Bref ! A notre retour à Austin, j’ai trouvé un poste de professeur de danse au conservatoire. Et peu importe ce qu’en pensaient les gens, je m’éclatais. Je m’occupais de mes p’tites lutines – surnom que je donne à mes ballerine mini-pouce – et m’épanouissait comme jamais. J’ai la réputation d’être un peu trop décalée aussi bien dans mon look que le choix de mes musiques mais comme mes p’tites poupées avaient le niveau et progressaient, et que j'étais une danseuse relativement douée, assez pour qu'on lui passe un certain nombre de choses, on ne me disait trop rien. Entre nous, j’aime bien dérangé ces esprits un peu trop coincés parfois.
Pour en revenir à ma meilleure amie, j’ai soutenu Swann même quand elle n’en avait pas envie. Je suis comme ça avec elle. Je la couve, je la surprotège, je la bouscule parfois quand il le faut puis je m’excuse (parfois la minute qui suit mon coup de gueule).
Et puis un jour, finalement, Swann a senti à nouveau ses jambes. La rééducation fut éprouvante mais je l'encourageait et la ténacité de ma meilleure amie a payé. Aujourd'hui elle marche, court, et danse même à nouveau. J’ai eu du mal au début. Voir Swann remarcher me faisait énormément plaisir mais c’était compliqué de la voir à nouveau indépendante. J’avais tellement pris l’habitude d’être là pour elle que j’ai encore du mal à la laisser se débrouiller toute seule. Alors dans ces moment-là, elle m’envoie balader et c’est mérité. J’encaisse et je m’adapte.
J’ai consacré mon temps à la danse et à ma meilleure amie pendant toutes ses années. Avant le drame, j’avais connu quelques histoires. Aucune n’a duré vraiment longtemps même si une ou deux ont été marquantes. Je n’ai pas un caractère facile, je suis plutôt entière et ça me rend parfois usante, faut l’avouer, même si j’ai des bons côtés. Si si si ! Je vous assure ! Et avec le drame qui a touché Swann, ça a été encore pire. Je n’ai pas le temps pour une relation stable et de toute façon je n’en veux pas. J’avais huit ans quand mon père a quitté ma mère et qu’elle est devenue une épave. Ça ne donne pas vraiment envie de tomber amoureuse. Et quand à 20 ans j'ai retrouvé ma mère morte dans notre appartement parce qu'elle avait décidé d'en finir, j'ai définitivement décidé de rester loin des sentiments amoureux (mais pas loin des hommes pour autant)

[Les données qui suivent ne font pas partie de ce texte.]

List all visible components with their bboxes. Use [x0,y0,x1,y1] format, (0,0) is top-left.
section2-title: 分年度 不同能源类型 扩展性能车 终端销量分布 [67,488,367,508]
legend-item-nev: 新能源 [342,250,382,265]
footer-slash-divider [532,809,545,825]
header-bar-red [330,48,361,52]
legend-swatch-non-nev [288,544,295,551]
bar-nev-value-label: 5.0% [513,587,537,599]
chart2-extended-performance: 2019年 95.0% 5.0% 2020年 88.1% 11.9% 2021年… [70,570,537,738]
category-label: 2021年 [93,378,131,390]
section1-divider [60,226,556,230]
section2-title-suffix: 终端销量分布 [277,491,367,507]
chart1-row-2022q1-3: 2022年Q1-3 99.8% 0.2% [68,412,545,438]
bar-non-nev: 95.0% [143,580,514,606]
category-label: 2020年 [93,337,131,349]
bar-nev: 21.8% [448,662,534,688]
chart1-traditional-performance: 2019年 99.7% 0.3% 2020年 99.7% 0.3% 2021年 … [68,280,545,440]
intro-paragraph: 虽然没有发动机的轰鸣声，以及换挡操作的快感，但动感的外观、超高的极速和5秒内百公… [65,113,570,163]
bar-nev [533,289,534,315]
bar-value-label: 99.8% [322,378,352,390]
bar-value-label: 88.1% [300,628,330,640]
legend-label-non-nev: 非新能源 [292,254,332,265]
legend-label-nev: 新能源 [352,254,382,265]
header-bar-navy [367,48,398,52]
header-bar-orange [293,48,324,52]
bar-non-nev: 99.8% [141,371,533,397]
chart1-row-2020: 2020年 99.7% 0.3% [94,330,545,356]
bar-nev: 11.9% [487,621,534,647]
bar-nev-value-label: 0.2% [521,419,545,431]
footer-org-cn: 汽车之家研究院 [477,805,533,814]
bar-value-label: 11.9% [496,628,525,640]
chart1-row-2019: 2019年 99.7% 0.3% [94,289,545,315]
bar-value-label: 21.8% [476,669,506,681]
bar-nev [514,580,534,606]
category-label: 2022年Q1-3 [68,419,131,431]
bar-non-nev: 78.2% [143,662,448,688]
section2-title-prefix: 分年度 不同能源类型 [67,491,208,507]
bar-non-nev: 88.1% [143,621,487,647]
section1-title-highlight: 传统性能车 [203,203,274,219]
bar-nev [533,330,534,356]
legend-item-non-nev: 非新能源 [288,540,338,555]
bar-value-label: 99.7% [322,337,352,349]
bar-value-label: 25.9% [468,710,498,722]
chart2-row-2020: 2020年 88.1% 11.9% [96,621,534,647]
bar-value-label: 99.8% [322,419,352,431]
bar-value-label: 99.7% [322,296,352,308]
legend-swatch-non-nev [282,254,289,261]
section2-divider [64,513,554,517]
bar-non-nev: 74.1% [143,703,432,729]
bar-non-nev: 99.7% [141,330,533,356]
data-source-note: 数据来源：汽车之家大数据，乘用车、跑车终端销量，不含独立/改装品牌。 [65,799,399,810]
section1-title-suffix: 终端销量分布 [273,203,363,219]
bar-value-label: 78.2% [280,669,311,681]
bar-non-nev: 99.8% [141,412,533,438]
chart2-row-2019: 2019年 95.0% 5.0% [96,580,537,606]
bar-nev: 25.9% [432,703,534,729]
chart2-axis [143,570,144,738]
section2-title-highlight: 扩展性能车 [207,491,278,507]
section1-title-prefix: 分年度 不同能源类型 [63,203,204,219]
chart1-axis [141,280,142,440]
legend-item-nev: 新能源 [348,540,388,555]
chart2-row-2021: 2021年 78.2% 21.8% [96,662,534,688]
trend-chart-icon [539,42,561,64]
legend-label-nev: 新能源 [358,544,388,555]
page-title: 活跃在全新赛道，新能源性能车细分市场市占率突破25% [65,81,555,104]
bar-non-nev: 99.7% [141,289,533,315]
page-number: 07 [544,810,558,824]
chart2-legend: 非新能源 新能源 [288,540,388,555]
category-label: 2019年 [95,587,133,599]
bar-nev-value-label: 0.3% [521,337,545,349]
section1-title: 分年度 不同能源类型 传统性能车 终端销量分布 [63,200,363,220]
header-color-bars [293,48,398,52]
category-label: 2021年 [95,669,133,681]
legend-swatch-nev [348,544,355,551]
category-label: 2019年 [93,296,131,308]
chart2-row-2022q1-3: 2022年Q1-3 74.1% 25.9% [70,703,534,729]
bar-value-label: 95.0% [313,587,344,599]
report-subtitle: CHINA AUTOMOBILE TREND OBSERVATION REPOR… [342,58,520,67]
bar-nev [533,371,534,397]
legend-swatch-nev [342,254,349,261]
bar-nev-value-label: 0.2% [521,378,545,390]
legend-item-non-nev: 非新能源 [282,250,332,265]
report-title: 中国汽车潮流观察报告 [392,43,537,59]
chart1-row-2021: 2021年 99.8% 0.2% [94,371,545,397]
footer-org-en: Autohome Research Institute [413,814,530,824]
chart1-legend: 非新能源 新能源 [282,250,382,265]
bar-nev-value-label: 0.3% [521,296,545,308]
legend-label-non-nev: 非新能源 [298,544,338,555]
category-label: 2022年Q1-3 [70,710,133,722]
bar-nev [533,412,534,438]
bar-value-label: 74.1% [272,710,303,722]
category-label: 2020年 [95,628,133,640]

Swann reprenant son indépendance et étant totalement libre de choisir sa route, j’ai du apprendre et j’apprends toujours à nouveau à penser un peu à moi et à penser autrement que pour deux. Je ne le montre pas, mais ça me perturbe presque plus que tout ce que j’ai pu vivre jusque-là. Je me sentais utile et c'est moins le cas à présent, même si notre complicité est intacte et qu’on se voit toujours autant (et que je me mêle toujours autant de ses affaires). Alors quand Swann est venue me trouver en me disant : retournons à New York, créons notre compagnie de danse, j'ai pas longtemps hésiter. ça me permettait d'avoir un nouveau projet et de revenir vivre à New-York, ville que j'aime plus que tout.
Ma meilleure amie, la danse et quelques histoires sans lendemain, j'ai mon équilibre parfait ici.